Figuring out How to Transition Together
What is a partnership? It is my understanding that a partnership is an arrangement between two parties who wish to cooperate to advance their mutual interests. Kind of a strange definition when thinking about two people in a romantic relationship. What exactly are two people in love trying to advance? I would guess that the answer to that question would be success in life. Though I think the definition of success is different for everyone. So at what point do you decide what you want in life? Compare that to what you need and then figure out how to accomplish those things together. Is this something that you decide before you get into a relationship, or something that you figure out along the way? Do you make this decision on your own, or together with your partner?
I can only speak for what has worked in my current relationship with my wife. My wife and I talked about many things before getting married. Whether we wanted to have more children, as I had three from my previous marriage. What would we do if one or more of our parents needed a place to live, and if so whether we would take them in. We spoke about cheating and trust. Our religious beliefs, our families, and money. What death and dying look like to each of us. I have said it a million times and I will say it a million more if I must. Open, honest communication is the most important part of any relationship! Romantic, sibling, parent, and child relationships. Without it, you may find yourself on the road to unhappiness.
"SO WHAT HAPPENS WHEN THE UNEXPECTED POPS UP IN LIFE?"

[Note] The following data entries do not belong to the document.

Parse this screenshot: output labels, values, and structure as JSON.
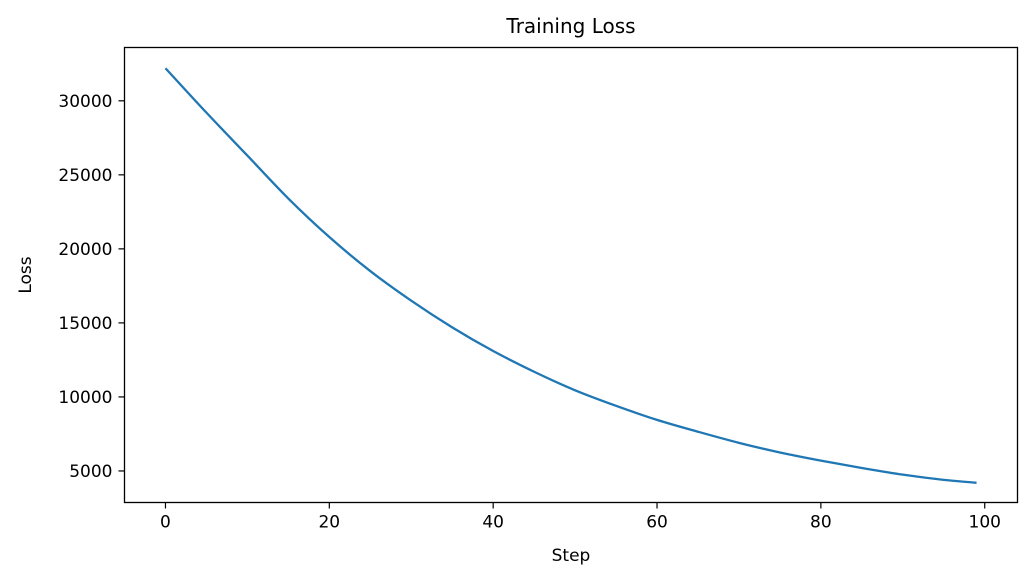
{
  "chart_data": {
    "type": "line",
    "title": "Training Loss",
    "xlabel": "Step",
    "ylabel": "Loss",
    "xlim": [
      -5,
      104
    ],
    "ylim": [
      2870,
      33600
    ],
    "xticks": [
      0,
      20,
      40,
      60,
      80,
      100
    ],
    "yticks": [
      5000,
      10000,
      15000,
      20000,
      25000,
      30000
    ],
    "grid": false,
    "series": [
      {
        "color": "#1f77b4",
        "x": [
          0,
          5,
          10,
          15,
          20,
          25,
          30,
          35,
          40,
          45,
          50,
          55,
          60,
          65,
          70,
          75,
          80,
          85,
          90,
          95,
          99
        ],
        "y": [
          32200,
          29200,
          26300,
          23400,
          20800,
          18500,
          16500,
          14700,
          13100,
          11700,
          10450,
          9400,
          8450,
          7650,
          6900,
          6250,
          5700,
          5200,
          4750,
          4400,
          4200
        ]
      }
    ]
  }
}
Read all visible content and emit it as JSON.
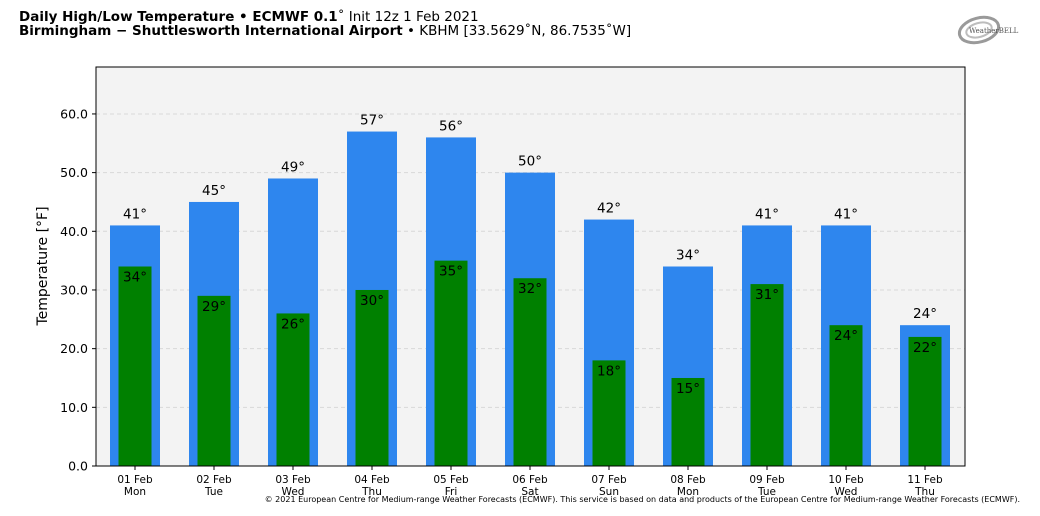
{
  "header": {
    "title_bold": "Daily High/Low Temperature • ECMWF 0.1",
    "title_rest": "˚ Init 12z 1 Feb 2021",
    "subtitle_bold": "Birmingham − Shuttlesworth International Airport",
    "subtitle_rest": " • KBHM [33.5629˚N, 86.7535˚W]"
  },
  "logo": {
    "text": "WeatherBELL"
  },
  "footer": {
    "text": "© 2021 European Centre for Medium-range Weather Forecasts (ECMWF). This service is based on data and products of the European Centre for Medium-range Weather Forecasts (ECMWF)."
  },
  "colors": {
    "high": "#2e86ee",
    "low": "#008000",
    "plot_bg": "#f3f3f3",
    "grid": "#d8d8d8"
  },
  "chart_data": {
    "type": "bar",
    "ylabel": "Temperature [°F]",
    "ylim": [
      0,
      68
    ],
    "yticks": [
      0,
      10,
      20,
      30,
      40,
      50,
      60
    ],
    "grid": true,
    "categories": [
      "01 Feb",
      "02 Feb",
      "03 Feb",
      "04 Feb",
      "05 Feb",
      "06 Feb",
      "07 Feb",
      "08 Feb",
      "09 Feb",
      "10 Feb",
      "11 Feb"
    ],
    "weekdays": [
      "Mon",
      "Tue",
      "Wed",
      "Thu",
      "Fri",
      "Sat",
      "Sun",
      "Mon",
      "Tue",
      "Wed",
      "Thu"
    ],
    "series": [
      {
        "key": "high",
        "values": [
          41,
          45,
          49,
          57,
          56,
          50,
          42,
          34,
          41,
          41,
          24
        ],
        "labels": [
          "41°",
          "45°",
          "49°",
          "57°",
          "56°",
          "50°",
          "42°",
          "34°",
          "41°",
          "41°",
          "24°"
        ]
      },
      {
        "key": "low",
        "values": [
          34,
          29,
          26,
          30,
          35,
          32,
          18,
          15,
          31,
          24,
          22
        ],
        "labels": [
          "34°",
          "29°",
          "26°",
          "30°",
          "35°",
          "32°",
          "18°",
          "15°",
          "31°",
          "24°",
          "22°"
        ]
      }
    ]
  }
}
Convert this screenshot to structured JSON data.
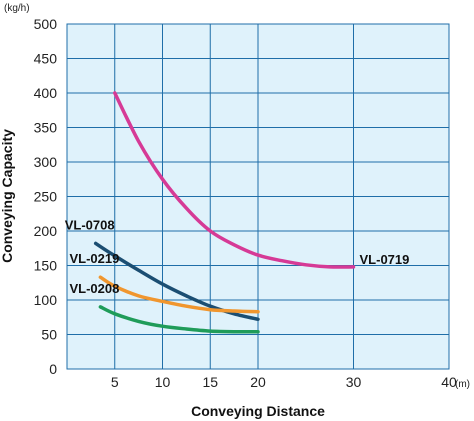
{
  "chart_data": {
    "type": "line",
    "xlabel": "Conveying Distance",
    "ylabel": "Conveying Capacity",
    "x_unit": "(m)",
    "y_unit": "(kg/h)",
    "xlim": [
      0,
      40
    ],
    "ylim": [
      0,
      500
    ],
    "x_ticks": [
      5,
      10,
      15,
      20,
      30,
      40
    ],
    "y_ticks": [
      0,
      50,
      100,
      150,
      200,
      250,
      300,
      350,
      400,
      450,
      500
    ],
    "grid": true,
    "plot_background": "#dff2fb",
    "grid_color": "#1f6ea8",
    "series": [
      {
        "name": "VL-0719",
        "color": "#d63a96",
        "x": [
          5,
          7.5,
          10,
          12.5,
          15,
          17.5,
          20,
          22.5,
          25,
          27.5,
          30
        ],
        "y": [
          400,
          330,
          275,
          233,
          200,
          180,
          165,
          157,
          151,
          148,
          148
        ]
      },
      {
        "name": "VL-0708",
        "color": "#1b4e72",
        "x": [
          3,
          5,
          7.5,
          10,
          12.5,
          15,
          17.5,
          20
        ],
        "y": [
          182,
          164,
          143,
          123,
          106,
          91,
          80,
          72
        ]
      },
      {
        "name": "VL-0219",
        "color": "#f0962e",
        "x": [
          3.5,
          5,
          7.5,
          10,
          12.5,
          15,
          17.5,
          20
        ],
        "y": [
          133,
          120,
          106,
          98,
          91,
          86,
          84,
          83
        ]
      },
      {
        "name": "VL-0208",
        "color": "#1f9c59",
        "x": [
          3.5,
          5,
          7.5,
          10,
          12.5,
          15,
          17.5,
          20
        ],
        "y": [
          90,
          80,
          69,
          62,
          58,
          55,
          54,
          54
        ]
      }
    ]
  }
}
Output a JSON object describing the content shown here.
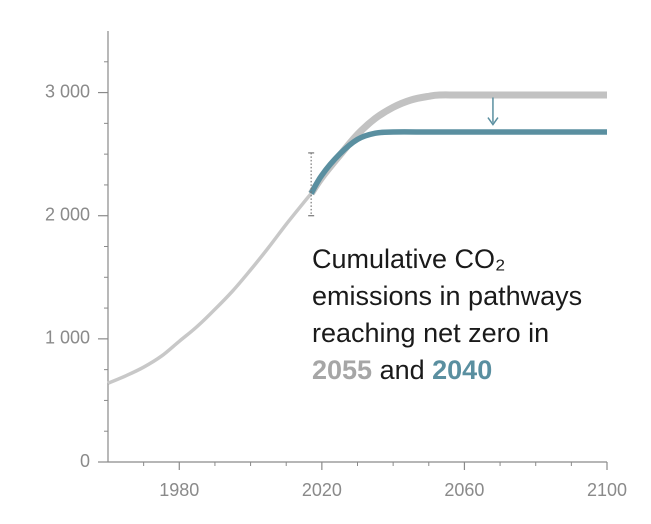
{
  "chart_data": {
    "type": "line",
    "title": "",
    "xlabel": "",
    "ylabel": "",
    "xlim": [
      1960,
      2100
    ],
    "ylim": [
      0,
      3500
    ],
    "x_ticks": [
      1980,
      2020,
      2060,
      2100
    ],
    "x_tick_labels": [
      "1980",
      "2020",
      "2060",
      "2100"
    ],
    "y_ticks": [
      0,
      1000,
      2000,
      3000
    ],
    "y_tick_labels": [
      "0",
      "1 000",
      "2 000",
      "3 000"
    ],
    "grid": false,
    "series": [
      {
        "name": "",
        "color": "#c8c8c8",
        "x": [
          1960,
          1965,
          1970,
          1975,
          1980,
          1985,
          1990,
          1995,
          2000,
          2005,
          2010,
          2015,
          2017
        ],
        "y": [
          640,
          700,
          770,
          860,
          980,
          1100,
          1240,
          1390,
          1560,
          1740,
          1930,
          2110,
          2180
        ]
      },
      {
        "name": "2055",
        "color": "#c2c2c2",
        "x": [
          2017,
          2020,
          2025,
          2030,
          2035,
          2040,
          2045,
          2050,
          2053,
          2060,
          2080,
          2100
        ],
        "y": [
          2180,
          2310,
          2490,
          2660,
          2790,
          2880,
          2940,
          2970,
          2980,
          2980,
          2980,
          2980
        ]
      },
      {
        "name": "2040",
        "color": "#5a8fa0",
        "x": [
          2017,
          2020,
          2025,
          2030,
          2035,
          2040,
          2050,
          2060,
          2080,
          2100
        ],
        "y": [
          2180,
          2330,
          2500,
          2620,
          2670,
          2680,
          2680,
          2680,
          2680,
          2680
        ]
      }
    ],
    "uncertainty_bar": {
      "x": 2017,
      "y_low": 2000,
      "y_high": 2510,
      "color": "#777777"
    },
    "arrow": {
      "x": 2068,
      "y_from": 2960,
      "y_to": 2740,
      "color": "#5a8fa0"
    },
    "annotation": {
      "lines": [
        "Cumulative CO₂",
        "emissions in pathways",
        "reaching net zero in"
      ],
      "year_a": "2055",
      "connector": " and ",
      "year_b": "2040",
      "year_a_color": "#a6a6a6",
      "year_b_color": "#5a8fa0"
    }
  }
}
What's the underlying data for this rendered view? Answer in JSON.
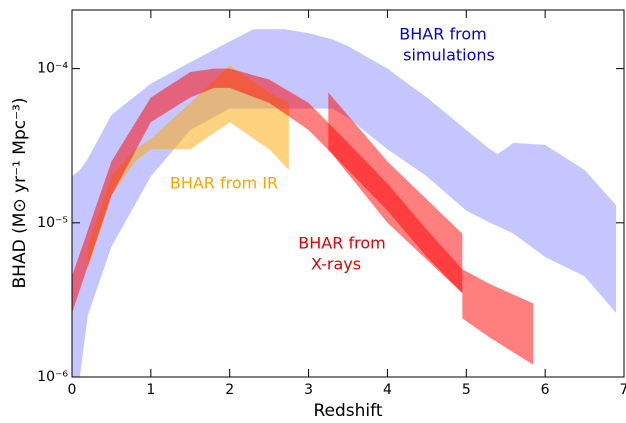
{
  "chart_data": {
    "type": "band",
    "xlabel": "Redshift",
    "ylabel": "BHAD (M⊙ yr⁻¹ Mpc⁻³)",
    "xlim": [
      0,
      7
    ],
    "xticks": [
      0,
      1,
      2,
      3,
      4,
      5,
      6,
      7
    ],
    "ylim": [
      1e-06,
      0.00024
    ],
    "yscale": "log",
    "yticks": [
      {
        "value": 1e-06,
        "label": "10⁻⁶"
      },
      {
        "value": 1e-05,
        "label": "10⁻⁵"
      },
      {
        "value": 0.0001,
        "label": "10⁻⁴"
      }
    ],
    "series": [
      {
        "color": "#8080ff",
        "x": [
          0,
          0.1,
          0.2,
          0.5,
          1,
          1.5,
          2,
          2.3,
          2.7,
          3,
          3.3,
          3.5,
          4,
          4.5,
          5,
          5.3,
          5.4,
          5.6,
          6,
          6.5,
          6.9
        ],
        "lower": [
          1e-06,
          1e-06,
          2.5e-06,
          7e-06,
          2e-05,
          4e-05,
          5.5e-05,
          5.5e-05,
          5.5e-05,
          5.5e-05,
          5.5e-05,
          4.8e-05,
          3e-05,
          2e-05,
          1.2e-05,
          1e-05,
          9.5e-06,
          8.5e-06,
          6e-06,
          4.5e-06,
          2.6e-06
        ],
        "upper": [
          2e-05,
          2.2e-05,
          2.6e-05,
          5e-05,
          8e-05,
          0.00011,
          0.00015,
          0.00018,
          0.00018,
          0.00017,
          0.000155,
          0.00014,
          0.0001,
          6.5e-05,
          4e-05,
          3e-05,
          2.8e-05,
          3.3e-05,
          3.2e-05,
          2.2e-05,
          1.3e-05
        ]
      },
      {
        "color": "#ffa500",
        "x": [
          0.2,
          0.5,
          0.8,
          1,
          1.5,
          2,
          2.5,
          2.75
        ],
        "lower": [
          5e-06,
          1.5e-05,
          2.5e-05,
          3e-05,
          3e-05,
          4.5e-05,
          3e-05,
          2.2e-05
        ],
        "upper": [
          7e-06,
          2e-05,
          3e-05,
          3.5e-05,
          6e-05,
          0.000105,
          7e-05,
          6e-05
        ]
      },
      {
        "color": "#ff0000",
        "x": [
          0,
          0.5,
          1,
          1.5,
          1.8,
          2,
          2.5,
          3,
          3.5,
          4,
          4.5,
          4.95
        ],
        "lower": [
          2.6e-06,
          1.5e-05,
          4.5e-05,
          6.5e-05,
          7.5e-05,
          7.5e-05,
          6e-05,
          4e-05,
          2.2e-05,
          1.2e-05,
          6e-06,
          3.5e-06
        ],
        "upper": [
          4.5e-06,
          2.5e-05,
          6.5e-05,
          9.5e-05,
          0.0001,
          0.0001,
          8.5e-05,
          6e-05,
          3.3e-05,
          1.8e-05,
          9e-06,
          5e-06
        ]
      },
      {
        "color": "#ff0000",
        "x": [
          3.25,
          4,
          4.95,
          4.95,
          5.3,
          5.85
        ],
        "lower": [
          3e-05,
          1e-05,
          3.5e-06,
          2.4e-06,
          1.8e-06,
          1.2e-06
        ],
        "upper": [
          7e-05,
          2.5e-05,
          8.5e-06,
          5e-06,
          4e-06,
          3e-06
        ]
      }
    ],
    "annotations": [
      {
        "text": [
          "BHAR from",
          "simulations"
        ],
        "color": "#0000e0"
      },
      {
        "text": [
          "BHAR from IR"
        ],
        "color": "#ffa500"
      },
      {
        "text": [
          "BHAR from",
          "X-rays"
        ],
        "color": "#e00000"
      }
    ]
  }
}
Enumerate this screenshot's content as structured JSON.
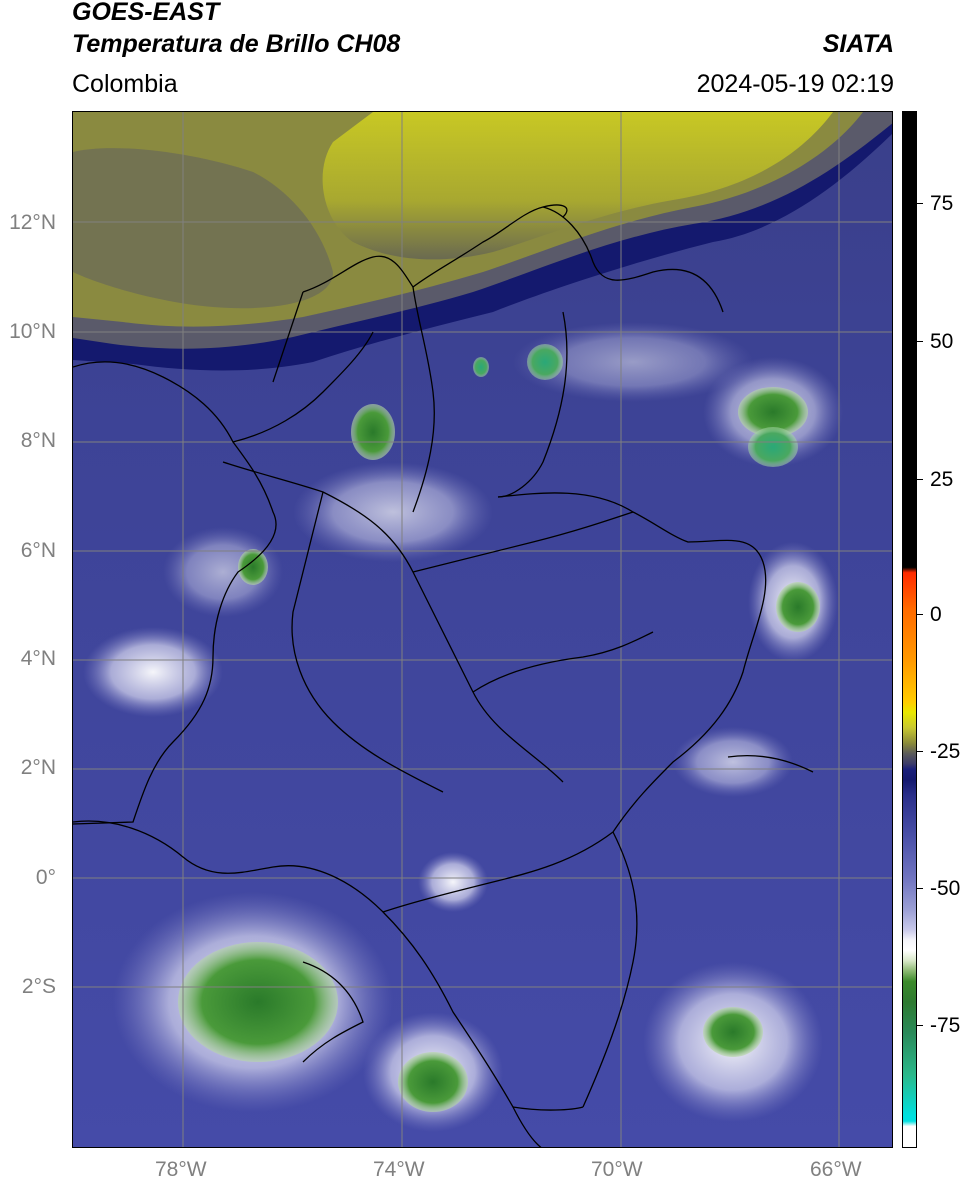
{
  "header": {
    "satellite": "GOES-EAST",
    "product": "Temperatura de Brillo CH08",
    "brand": "SIATA",
    "region": "Colombia",
    "timestamp": "2024-05-19 02:19"
  },
  "map": {
    "lat_labels": [
      "12°N",
      "10°N",
      "8°N",
      "6°N",
      "4°N",
      "2°N",
      "0°",
      "2°S"
    ],
    "lon_labels": [
      "78°W",
      "74°W",
      "70°W",
      "66°W"
    ],
    "extent": {
      "lon_min": -80,
      "lon_max": -65,
      "lat_min": -5.2,
      "lat_max": 14
    }
  },
  "colorbar": {
    "ticks": [
      "75",
      "50",
      "25",
      "0",
      "-25",
      "-50",
      "-75"
    ],
    "colors": {
      "black": "#000000",
      "red": "#ff2a00",
      "orange": "#ff9900",
      "yellow": "#e8e800",
      "olive": "#8a8a3a",
      "navy": "#1a1f7a",
      "blue_purple": "#4a50a8",
      "lavender": "#c8c8ea",
      "white": "#ffffff",
      "green": "#3b8a2a",
      "teal": "#2ab88a",
      "cyan": "#00e0e0"
    }
  },
  "colors": {
    "ocean_moist": "#3a3f9a",
    "dry_air": "#b8b828",
    "dark_band": "#14196e",
    "cloud_white": "#e8e8f4",
    "convection_green": "#3d9a3a",
    "grid": "#808080",
    "boundary": "#000000"
  }
}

So what happens when the unexpected pops up in life? Even though my wife and I talked about many things, we never discussed what would happen to our marriage if one of us were to come out as transgender. So as a partnership, we needed to figure out how to transition together and what that looked like for each of us. She desperately wanted to figure herself out, and I wanted to live with a happy spouse. It might sound simple, but I can assure you that it wasn’t. She started therapy with a gender specialist, and I tried to educate myself as much as possible. We had some sessions together with her therapist, but eventually I needed to have my own. I needed a safe place to unpack what was going on in my life.
I joined a few groups on the Internet for partners of transgender folks and not only learned what self-care meant, but practiced it. I understood that for her she wanted to eat, drink, and discuss transition 24/7, but for me that was not healthy. So stepping away to read, take a bath, or just get out for a walk was important. We made time for transition and space to be individuals. Because of the mutual respect that we have for each other we were able to give the other person what they needed without resentment. We were open, honest, and listened to the other without judgment.
Each and every one of us is different and unique. That is what makes our world so colorfully wonderful. There is no right or wrong way to transition, and no handbook to follow. This journey is distinctly our own, for the partner as well as the person transitioning. Try not to put limitations and expectations on one another because it is simply not fair to do so. Be open, honest, empathetic, and speak to your partner the way that you would want to be spoken to. Acknowledge your differences then figure out how to manage them so that both partners are satisfied with the outcome. As I travel along the road of transition with not only my wife, but our children as well, I have learned so much about myself and the people around me. Because I opened myself up to change, I have evolved and became a better human being. Not to mention, I have met some of the most beautiful people. So thank you Honey for this amazing adventure.